15. • COLON TARGETING
– For sulphasalazine formed by coupling of diazotized
sulphanilamide pyridine with 5-amino salicylicacid (ASA).
– On oral administration, intact sulphasalazine reaches the colon.
The azo reductase associated with colonic microflora convert
sulphasalazin to its constituents entities, the active species 5ASA
available for absorption in colon, while precolonic absorption
responsible for side effects is reduced.
• TO ENHANCE AQUEOUS SOLUBILITY
– Prednisolone is a poorly aqueous soluble drug which should be
converted into water soluble form for their delivery into the
body.
– prodrug prednisolone phosphate is prepared which is activated
in vivo by the phosphotase.
16. • Odour masking
– The odour of a compound is due to its vapour pressure.

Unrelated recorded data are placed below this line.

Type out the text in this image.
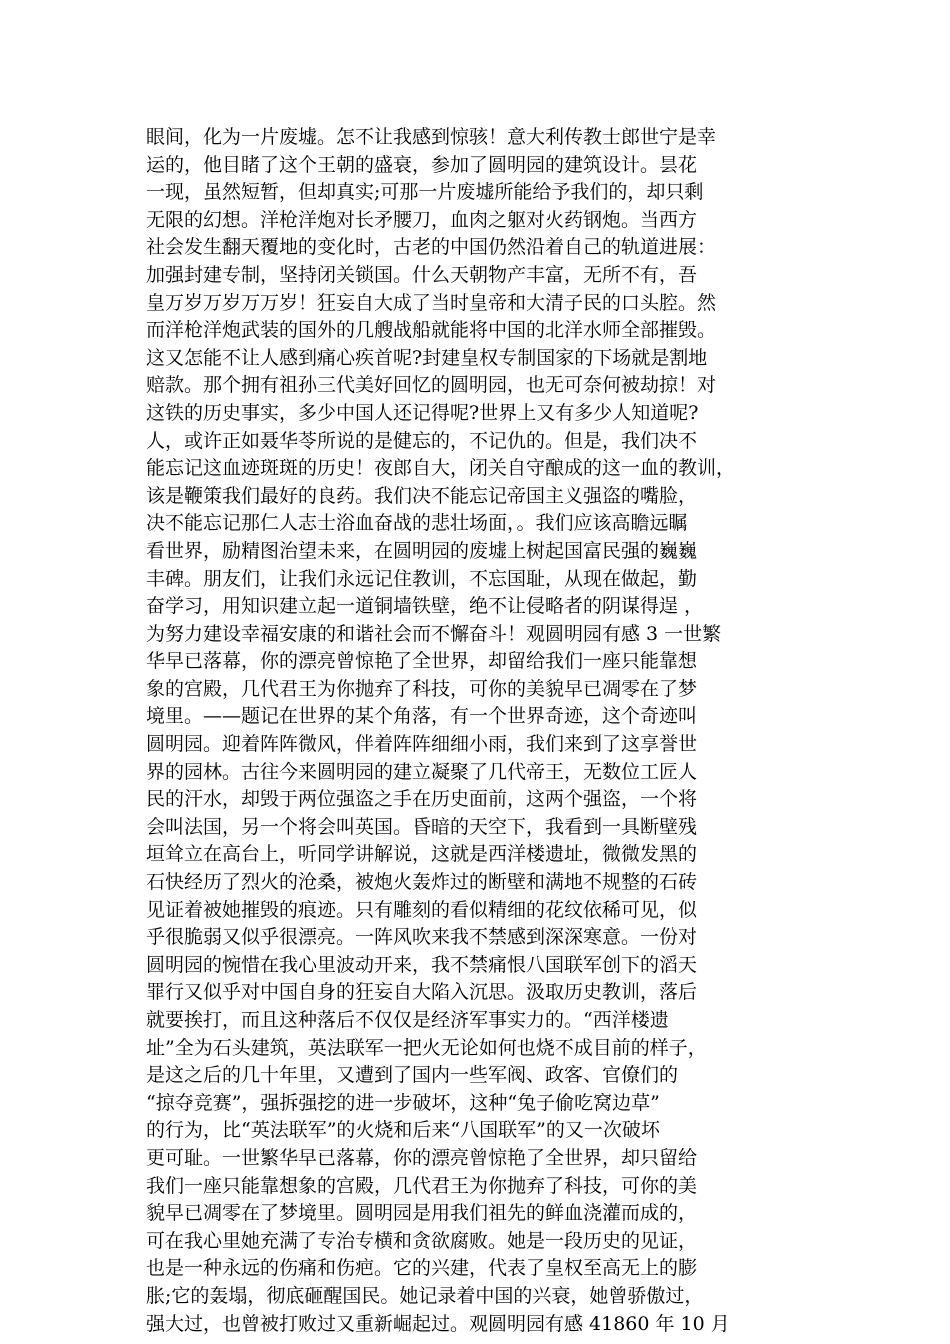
眼间，化为一片废墟。怎不让我感到惊骇！意大利传教士郎世宁是幸
运的，他目睹了这个王朝的盛衰，参加了圆明园的建筑设计。昙花
一现，虽然短暂，但却真实;可那一片废墟所能给予我们的，却只剩
无限的幻想。洋枪洋炮对长矛腰刀，血肉之躯对火药钢炮。当西方
社会发生翻天覆地的变化时，古老的中国仍然沿着自己的轨道进展：
加强封建专制，坚持闭关锁国。什么天朝物产丰富，无所不有，吾
皇万岁万岁万万岁！狂妄自大成了当时皇帝和大清子民的口头腔。然
而洋枪洋炮武装的国外的几艘战船就能将中国的北洋水师全部摧毁。
这又怎能不让人感到痛心疾首呢?封建皇权专制国家的下场就是割地
赔款。那个拥有祖孙三代美好回忆的圆明园，也无可奈何被劫掠！对
这铁的历史事实，多少中国人还记得呢?世界上又有多少人知道呢?
人，或许正如聂华苓所说的是健忘的，不记仇的。但是，我们决不
能忘记这血迹斑斑的历史！夜郎自大，闭关自守酿成的这一血的教训，
该是鞭策我们最好的良药。我们决不能忘记帝国主义强盗的嘴脸，
决不能忘记那仁人志士浴血奋战的悲壮场面，。我们应该高瞻远瞩
看世界，励精图治望未来，在圆明园的废墟上树起国富民强的巍巍
丰碑。朋友们，让我们永远记住教训，不忘国耻，从现在做起，勤
奋学习，用知识建立起一道铜墙铁壁，绝不让侵略者的阴谋得逞 ，
为努力建设幸福安康的和谐社会而不懈奋斗！观圆明园有感 3 一世繁
华早已落幕，你的漂亮曾惊艳了全世界，却留给我们一座只能靠想
象的宫殿，几代君王为你抛弃了科技，可你的美貌早已凋零在了梦
境里。——题记在世界的某个角落，有一个世界奇迹，这个奇迹叫
圆明园。迎着阵阵微风，伴着阵阵细细小雨，我们来到了这享誉世
界的园林。古往今来圆明园的建立凝聚了几代帝王，无数位工匠人
民的汗水，却毁于两位强盗之手在历史面前，这两个强盗，一个将
会叫法国，另一个将会叫英国。昏暗的天空下，我看到一具断壁残
垣耸立在高台上，听同学讲解说，这就是西洋楼遗址，微微发黑的
石快经历了烈火的沧桑，被炮火轰炸过的断壁和满地不规整的石砖
见证着被她摧毁的痕迹。只有雕刻的看似精细的花纹依稀可见，似
乎很脆弱又似乎很漂亮。一阵风吹来我不禁感到深深寒意。一份对
圆明园的惋惜在我心里波动开来，我不禁痛恨八国联军创下的滔天
罪行又似乎对中国自身的狂妄自大陷入沉思。汲取历史教训，落后
就要挨打，而且这种落后不仅仅是经济军事实力的。“西洋楼遗
址”全为石头建筑，英法联军一把火无论如何也烧不成目前的样子，
是这之后的几十年里，又遭到了国内一些军阀、政客、官僚们的
“掠夺竞赛”，强拆强挖的进一步破坏，这种“兔子偷吃窝边草”
的行为，比“英法联军”的火烧和后来“八国联军”的又一次破坏
更可耻。一世繁华早已落幕，你的漂亮曾惊艳了全世界，却只留给
我们一座只能靠想象的宫殿，几代君王为你抛弃了科技，可你的美
貌早已凋零在了梦境里。圆明园是用我们祖先的鲜血浇灌而成的，
可在我心里她充满了专治专横和贪欲腐败。她是一段历史的见证，
也是一种永远的伤痛和伤疤。它的兴建，代表了皇权至高无上的膨
胀;它的轰塌，彻底砸醒国民。她记录着中国的兴衰，她曾骄傲过，
强大过，也曾被打败过又重新崛起过。观圆明园有感 41860 年 10 月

Compounds with Low boiling point will have a strong odour.
– Eg,
• Ethyl mercapta have a Foul smell is a liquid of boiling point 35°C useful
in the treatment of leprosy.
• Its foul smell is removed by converting it into its phthalate ester, diethyl
isophthalate, which has higher boiling point and odorless.
• The prodrug is administered by rubbing on the skin, after absorption, the
ester is metabolized to parent drug by thioesterase.
• Reduction of gastrointestinal irritation
– Many drugs react with the acid secretion in stomach and causes
gastric irritation for e.g NSAIDS.
– In case of NSAIDS, this problem can be overcome by
preparation of prodrug salsalates.
17. • Reduction of stability problem
– Most of the drugs may be rapidly metabolized and rendered
inactive before it reaches the site of action.
– The structure may be modified to block the metabolism until the
drug is at the desired site.
– Some prodrugs protect the drug from first-pass effect. e.g:
Propranolol.
• It is a widely used antihypertensive drug, but its oral bioavalability
is very low because of first pass metabolism.
• The hemisuccinate ester of propranolol was prepared to block
glucuronide formation. Hence oral administration of propranolol
hemisuccinate elevates plasma levels of propranolol for about 8
times.
18. • Drug targeting
– The distribution of drug to non targeted tissues causes toxicity
and reduction of drug concentration in the target tissues due to
which optimum therapeutic action can not be achieved.
– So for obtaining desired therapeutic action drug targeting is
necessary and this can be easily achieved by prodrug approach.
• Increase in patient compliance
– Many drugs have unpleasant taste, odour and some may causes
GIT irritation and when given in form of injection causes pain.
These problems cause poor patient compliance.